# Beard Maintenance...



## dharma bum (Jan 7, 2011)

so i have a beard. it takes a lot more up-keeping than other hair does. for instance, a few days of not washing it and i get face dandruff, raw face and lots of split ends. i hate shaving and have a philosophy(not really) that either you shave, or you don't. and i don't. i've brushed it, trimmed it and even conditioned it, but nothing ever seems to work for more than a week.

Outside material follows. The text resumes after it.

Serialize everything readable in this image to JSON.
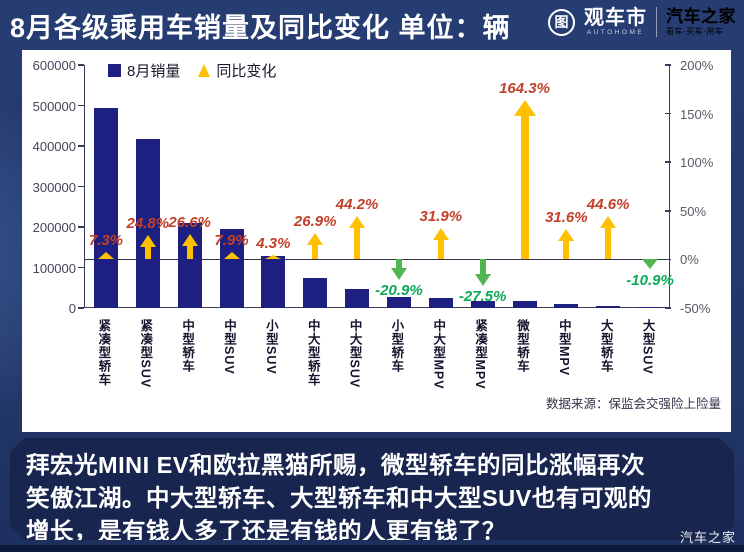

does anyone have any tips on keeping your beard not so nasty on the road? 

any feedback will help.
thanks,
db


----------



## Dial (Jan 7, 2011)

Using dandruff shampoo on it a couple of times a week would help a lot. And massage a bit of baby oil into your beard, so it gets down to the skin underneath your beard.


----------



## Mid (Jan 7, 2011)

I've heard of guys using a lighter to trim theirs and/or from growing back faster.


----------



## dharma bum (Jan 7, 2011)

baby oil? really?? i can see how that's good for your skin (and believe me, my face can get absolutely RAW under the beard that it itches sooooo much), but i can see it being good for hair also. 
thanks for the info.
as to those split ends (usually around my chin area), how can i avoid them without trimming? (it looks like i have lice on my face from a short distance... not now though; just everytime i try to really grow it out).

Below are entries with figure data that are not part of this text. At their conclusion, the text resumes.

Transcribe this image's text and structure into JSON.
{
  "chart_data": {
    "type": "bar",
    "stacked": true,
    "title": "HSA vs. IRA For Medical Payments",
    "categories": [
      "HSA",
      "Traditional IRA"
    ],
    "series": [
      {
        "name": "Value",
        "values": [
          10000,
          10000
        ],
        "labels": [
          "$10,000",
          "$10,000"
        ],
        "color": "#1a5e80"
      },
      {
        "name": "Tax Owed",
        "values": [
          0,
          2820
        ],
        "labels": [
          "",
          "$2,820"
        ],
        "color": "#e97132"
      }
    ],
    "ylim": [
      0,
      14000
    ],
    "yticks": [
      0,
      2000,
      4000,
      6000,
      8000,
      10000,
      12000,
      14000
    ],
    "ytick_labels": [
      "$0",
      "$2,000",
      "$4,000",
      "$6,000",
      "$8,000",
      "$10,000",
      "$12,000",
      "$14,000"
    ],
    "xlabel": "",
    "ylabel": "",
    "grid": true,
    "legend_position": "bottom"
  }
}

so... baby oil. thank you dial.

any other suggestions?


----------



## uncivilize (Jan 7, 2011)

When I grow my beard out I just let it grow. I don't wash it everyday, just comb it. I scrape the beard dandruff off as I see it. After a while of not babying your face/beard your face will toughen up and get used to it; it's an adaption process; gotta build up your road armor . I stopped using shampoo completely about 8 months ago, only rinse out really well, scrub my scalp and face thoroughly; the natural oils have balanced out, and I have less dandruff than ever before. Now I think dandruff shampoos actually make it worse, they'll clear it up for a few days and then come back with a vengeance. The only shampoo that worked incredibly for me was tar shampoo, though I never see it anywhere and I think it's pretty expensive. Good stuff though, kept the dandruff down for weeks at a time, and it's made from natural tar, smells like train tracks.


----------



## dharma bum (Jan 7, 2011)

tar shampoo??? tell me more.


----------



## theitchtohitch (Jan 8, 2011)

Do you have a general hair or skin condition, or is this just limited to your beard? Because I normally have the opposite problem, the hair on top of my head takes more maintenance than my beard. Maybe just try the conditioning once a week?


----------



## dharma bum (Jan 9, 2011)

nope.. no kind of conditions. my face just gets irritated when i don't really wash good for a while. usually, when i feel it coming on is when it's time to wash up. after that, it feels better for another week or so. 

but seriously... WHAT THE HELL IS TAR SHAMPOO?


----------